As money goes out from state budgets to pay these loans, it goes from a kitty that was supposed to fund some other project. As dads told us, “Money doesn’t grow on trees,” and a sum that was allocated to fund a highway, college, or hospital will now be used to waive off loans, crippling infrastructure demands of the state.
Again, all of this trouble would be completely acceptable if the waiver did indeed solve the problem forever. It would be acceptable even if at least improved conditions for farmers so there are no more suicides. But is that really happening?
The government is only able to waive off the farmers’ current loans instead of empowering them to be able to pay their future loans. What happens if we face the same problem again next year? Another drought? What if farmers borrow and default again? Will there be another protest? Another loan waiver?

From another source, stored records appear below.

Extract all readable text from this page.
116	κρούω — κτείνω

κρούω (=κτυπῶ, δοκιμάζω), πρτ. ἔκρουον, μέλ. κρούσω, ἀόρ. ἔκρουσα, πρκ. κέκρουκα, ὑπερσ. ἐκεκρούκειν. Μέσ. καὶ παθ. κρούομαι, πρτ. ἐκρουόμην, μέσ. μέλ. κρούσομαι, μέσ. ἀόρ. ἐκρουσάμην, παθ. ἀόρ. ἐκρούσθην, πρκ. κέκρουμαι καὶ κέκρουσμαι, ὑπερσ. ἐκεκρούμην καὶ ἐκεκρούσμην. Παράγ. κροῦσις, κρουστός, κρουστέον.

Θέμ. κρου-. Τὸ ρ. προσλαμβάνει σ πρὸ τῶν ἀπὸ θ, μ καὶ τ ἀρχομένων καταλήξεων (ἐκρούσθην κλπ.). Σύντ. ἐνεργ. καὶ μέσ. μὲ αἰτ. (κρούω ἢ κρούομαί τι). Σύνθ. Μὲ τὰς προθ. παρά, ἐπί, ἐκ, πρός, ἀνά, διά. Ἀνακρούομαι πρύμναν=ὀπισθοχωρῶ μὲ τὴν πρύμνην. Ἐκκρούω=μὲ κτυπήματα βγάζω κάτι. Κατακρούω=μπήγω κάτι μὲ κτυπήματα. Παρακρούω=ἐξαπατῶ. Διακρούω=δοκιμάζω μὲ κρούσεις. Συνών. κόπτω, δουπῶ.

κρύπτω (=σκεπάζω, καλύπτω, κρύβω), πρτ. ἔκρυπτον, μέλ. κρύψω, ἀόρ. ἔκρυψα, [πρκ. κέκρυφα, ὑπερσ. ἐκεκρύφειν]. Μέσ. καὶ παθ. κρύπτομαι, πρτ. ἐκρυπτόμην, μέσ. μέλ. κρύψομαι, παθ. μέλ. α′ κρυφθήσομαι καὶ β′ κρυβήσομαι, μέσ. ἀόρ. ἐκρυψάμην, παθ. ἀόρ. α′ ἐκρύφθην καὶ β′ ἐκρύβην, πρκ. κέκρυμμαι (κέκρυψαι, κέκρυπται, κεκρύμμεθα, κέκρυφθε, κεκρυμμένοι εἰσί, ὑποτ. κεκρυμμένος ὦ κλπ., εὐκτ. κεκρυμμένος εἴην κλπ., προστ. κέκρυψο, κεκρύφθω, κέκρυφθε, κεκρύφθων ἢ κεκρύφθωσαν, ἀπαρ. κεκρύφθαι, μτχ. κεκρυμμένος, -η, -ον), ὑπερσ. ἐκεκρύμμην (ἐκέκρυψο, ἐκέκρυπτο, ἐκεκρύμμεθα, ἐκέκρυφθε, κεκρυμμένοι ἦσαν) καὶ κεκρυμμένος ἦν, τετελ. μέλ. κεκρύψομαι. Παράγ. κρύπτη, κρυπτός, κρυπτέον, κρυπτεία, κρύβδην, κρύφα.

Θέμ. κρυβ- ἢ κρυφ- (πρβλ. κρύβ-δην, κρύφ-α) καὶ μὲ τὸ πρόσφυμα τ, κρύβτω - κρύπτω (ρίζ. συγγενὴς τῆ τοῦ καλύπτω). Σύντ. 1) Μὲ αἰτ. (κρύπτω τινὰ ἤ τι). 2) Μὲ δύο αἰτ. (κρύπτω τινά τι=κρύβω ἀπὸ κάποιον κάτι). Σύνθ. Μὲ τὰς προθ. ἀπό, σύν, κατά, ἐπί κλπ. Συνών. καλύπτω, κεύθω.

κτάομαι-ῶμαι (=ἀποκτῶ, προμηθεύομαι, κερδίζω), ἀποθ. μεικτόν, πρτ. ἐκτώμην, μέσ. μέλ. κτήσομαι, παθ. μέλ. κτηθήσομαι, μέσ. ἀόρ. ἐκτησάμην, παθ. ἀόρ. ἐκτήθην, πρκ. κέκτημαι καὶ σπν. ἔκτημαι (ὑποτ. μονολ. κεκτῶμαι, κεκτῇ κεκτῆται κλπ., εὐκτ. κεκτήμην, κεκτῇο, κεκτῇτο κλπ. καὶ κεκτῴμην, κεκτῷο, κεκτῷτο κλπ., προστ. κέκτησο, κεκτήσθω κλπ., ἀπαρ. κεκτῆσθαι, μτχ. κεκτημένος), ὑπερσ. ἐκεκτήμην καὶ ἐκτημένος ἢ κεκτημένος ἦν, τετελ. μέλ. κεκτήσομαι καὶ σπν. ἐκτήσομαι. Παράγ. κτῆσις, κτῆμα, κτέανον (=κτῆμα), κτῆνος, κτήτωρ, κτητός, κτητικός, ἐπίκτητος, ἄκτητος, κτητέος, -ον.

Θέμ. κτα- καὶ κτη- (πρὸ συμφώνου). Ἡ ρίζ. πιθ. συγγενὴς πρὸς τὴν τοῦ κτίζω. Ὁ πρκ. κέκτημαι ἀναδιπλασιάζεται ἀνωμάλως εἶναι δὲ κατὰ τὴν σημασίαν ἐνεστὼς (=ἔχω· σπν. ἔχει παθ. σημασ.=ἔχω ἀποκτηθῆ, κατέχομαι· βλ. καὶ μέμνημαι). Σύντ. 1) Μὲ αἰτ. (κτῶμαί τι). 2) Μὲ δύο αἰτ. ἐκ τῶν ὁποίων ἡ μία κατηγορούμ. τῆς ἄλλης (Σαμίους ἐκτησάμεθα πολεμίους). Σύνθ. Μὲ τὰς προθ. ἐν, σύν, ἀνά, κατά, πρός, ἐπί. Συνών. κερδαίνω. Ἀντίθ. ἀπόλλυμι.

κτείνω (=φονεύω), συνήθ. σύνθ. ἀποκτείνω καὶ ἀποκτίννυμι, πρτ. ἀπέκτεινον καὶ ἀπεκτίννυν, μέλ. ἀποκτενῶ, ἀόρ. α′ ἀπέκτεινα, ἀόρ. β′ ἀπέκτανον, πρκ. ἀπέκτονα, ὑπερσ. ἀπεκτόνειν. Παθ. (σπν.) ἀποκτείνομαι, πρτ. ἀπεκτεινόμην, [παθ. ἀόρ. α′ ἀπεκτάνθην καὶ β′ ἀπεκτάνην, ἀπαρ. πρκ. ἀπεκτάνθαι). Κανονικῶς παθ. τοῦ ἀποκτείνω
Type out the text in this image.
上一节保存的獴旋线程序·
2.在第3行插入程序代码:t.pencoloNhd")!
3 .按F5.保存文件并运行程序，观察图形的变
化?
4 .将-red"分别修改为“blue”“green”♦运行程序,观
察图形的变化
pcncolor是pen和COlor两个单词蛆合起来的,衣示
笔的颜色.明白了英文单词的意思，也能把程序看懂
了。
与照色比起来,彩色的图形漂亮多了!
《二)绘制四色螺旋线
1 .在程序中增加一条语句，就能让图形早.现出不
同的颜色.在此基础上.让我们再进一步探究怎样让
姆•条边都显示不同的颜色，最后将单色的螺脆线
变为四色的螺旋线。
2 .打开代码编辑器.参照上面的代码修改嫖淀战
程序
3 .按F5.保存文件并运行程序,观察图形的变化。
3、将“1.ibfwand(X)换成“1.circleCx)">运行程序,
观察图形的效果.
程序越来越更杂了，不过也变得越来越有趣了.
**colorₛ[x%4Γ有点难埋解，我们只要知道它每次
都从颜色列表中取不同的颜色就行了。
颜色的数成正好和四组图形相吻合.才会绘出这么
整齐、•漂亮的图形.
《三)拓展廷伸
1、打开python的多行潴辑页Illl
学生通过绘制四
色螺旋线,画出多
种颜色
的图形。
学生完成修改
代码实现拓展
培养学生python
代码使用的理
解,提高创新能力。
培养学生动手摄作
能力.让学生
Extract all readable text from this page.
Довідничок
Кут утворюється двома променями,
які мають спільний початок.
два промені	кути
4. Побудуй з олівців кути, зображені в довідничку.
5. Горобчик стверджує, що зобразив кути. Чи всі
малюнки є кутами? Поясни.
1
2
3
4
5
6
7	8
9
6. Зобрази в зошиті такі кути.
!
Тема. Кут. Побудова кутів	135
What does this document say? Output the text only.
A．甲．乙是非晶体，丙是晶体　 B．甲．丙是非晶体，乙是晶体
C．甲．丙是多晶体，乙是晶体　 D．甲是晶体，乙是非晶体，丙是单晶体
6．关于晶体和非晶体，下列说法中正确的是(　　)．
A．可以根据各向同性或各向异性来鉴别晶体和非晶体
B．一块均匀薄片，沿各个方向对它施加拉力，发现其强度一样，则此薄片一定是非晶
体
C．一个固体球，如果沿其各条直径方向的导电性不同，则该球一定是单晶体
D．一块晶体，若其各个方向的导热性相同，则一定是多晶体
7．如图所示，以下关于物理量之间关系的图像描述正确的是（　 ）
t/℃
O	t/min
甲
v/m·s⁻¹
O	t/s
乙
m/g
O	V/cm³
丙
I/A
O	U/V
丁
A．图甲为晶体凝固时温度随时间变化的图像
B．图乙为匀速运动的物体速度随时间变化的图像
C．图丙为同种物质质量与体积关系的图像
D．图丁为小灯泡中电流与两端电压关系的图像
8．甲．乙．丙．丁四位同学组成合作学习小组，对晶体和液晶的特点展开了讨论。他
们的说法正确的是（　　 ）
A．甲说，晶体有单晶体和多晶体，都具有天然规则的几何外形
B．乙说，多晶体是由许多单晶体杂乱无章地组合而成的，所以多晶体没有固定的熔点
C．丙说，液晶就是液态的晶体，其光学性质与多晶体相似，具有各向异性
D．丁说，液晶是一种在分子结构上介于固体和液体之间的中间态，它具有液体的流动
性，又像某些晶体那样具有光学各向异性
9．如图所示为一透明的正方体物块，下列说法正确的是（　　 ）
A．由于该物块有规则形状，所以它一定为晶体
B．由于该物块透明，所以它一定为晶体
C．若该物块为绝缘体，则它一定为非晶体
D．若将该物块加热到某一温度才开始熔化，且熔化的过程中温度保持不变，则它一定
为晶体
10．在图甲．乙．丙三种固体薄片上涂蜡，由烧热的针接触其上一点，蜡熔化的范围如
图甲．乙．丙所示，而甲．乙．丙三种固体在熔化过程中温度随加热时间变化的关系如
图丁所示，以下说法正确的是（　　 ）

Loan waivers are a short-term remedy, and – unpopular opinion alert – a quick-fix with the aim of political gain rather than an attempt to fix deeper structural problems that engulf the agriculture sector. Instead of waiving off their debts and sending the economy into a spiral, it is infinitely better to ensure farmers become capable of repaying the loans themselves. When this happens, farmers do well, and the economy does well. Instead of adopting this paternalistic attitude, we need to push for their self-sufficiency and profit. It is a goal towards which all efforts need to be made.
The tougher but more tenable solution to this is to strive toward increasing agricultural income. It includes attempting to tackle long-term and difficult problems related to supply chain, trade cartels, land reforms, modernised farming, irrigation, wastage, crop productivity, insurance, and warehousing among others. In his Union Budget speech, Finance Minister Arun Jaitley announced a remuneration price 1.5 times higher than MSP, which turned out to be an empty promise on closer examination.
We have known these problems for a long time. We have also known the solutions to them for a long time as well.
My guess however, is that loan waivers will continue to be the story. The problem with these structural long-term reforms is, they don’t help you win the immediate election. The effects will be seen in a decade from now, when a government may or may not be in power.  
Loan waivers have been carried out by the Congress, by the BJP. The only thing they help in solving, is the problem of voting a party to power and soothing a protest. But these short-term fixes will never be able to solve the acute agrarian crisis we are staring in the face right now. To really bail out the folks who put the food on our plates, will require a more humane rethink.